Gregg Mitman | Forgotten Paths of Empire

Date: February 26, 2016
Time: 3:00pm - 12:00am
Location: PhD Lab - C104, Bay 4, Smith Warehouse

Image: Loring Whitman, "Dr. Willis," A Liberian Journey: History, Memory, and the Making of a Nation, accessed February 17, 2016,

Gregg Mitman (Vilas Research and William Coleman Professor of History of Science, Medical History, and Environmental Studies, University of Wisconsin-Madison) is an award-winning author, filmmaker, and teacher. His interests span the history of science, medicine, and the environment in the United States and the world, and reflect a commitment to environmental and social justice. This talk is drawn from his current book project America’s Rubber Empire: Science, Commerce, and Disease in the Making of Firestone Plantations Company.

In 1926, Richard Pearson Strong, head of Harvard’s Department of Tropical Medicine, led an eight-member scientific team on a four-month long biological and medical survey of the interior region of Liberia. The expedition was thoroughly entangled in the material relationships–transportation infrastructure, labor regimes, and commodity production–being erected by the Firestone Plantations Company in Liberia to secure a viable rubber supply for the United States. While Firestone’s continued presence in Liberia is one lasting legacy of the expedition, so too is the motion picture record the expedition left behind.
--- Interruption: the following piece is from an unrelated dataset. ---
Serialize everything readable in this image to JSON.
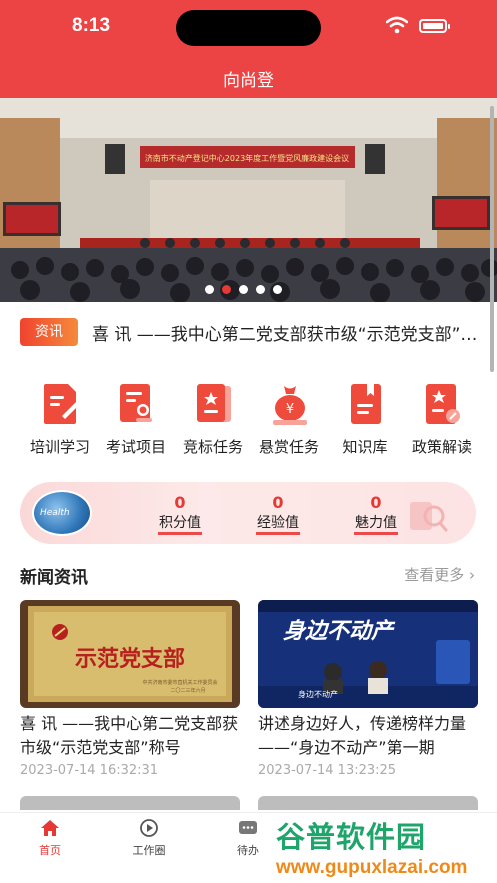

This talk embarks on a journey that follows the traces of an expedition and a film never made to make visible the forgotten paths of empire that led to widespread economic, environmental, and cultural change in the West African republic of Liberia. In doing so, Prof. Mitman will highlight the circulation of knowledge, commodities, and microbes that brought ecological and evolutionary understandings of disease into being. He will also suggest how we might take the imperial debris of a scientific expedition produced in the service of capital and make something new of its ruins.

The talk will make use of material from the documentary A Film Never Made and from the public history website A Liberian Journey: History, Memory, and the Making of a Nation. The website provides access to close to 600 photographs and 2 1/2 hours of motion picture footage taken on a 1926 Harvard expedition to Liberia, along with oral histories conducted over the last two years in Liberia. It has also been developed to be accessible via mobile phones in Liberia, where internet penetration currently stands at 5%.

This event is presented by the Humanities Futures Global Health Humanities Working Group, and is also a part of the Global Health Film Festival: Infectious Disease & Visual Representation in Africa (Monday Feb 22 – Saturday Feb 27, 2016).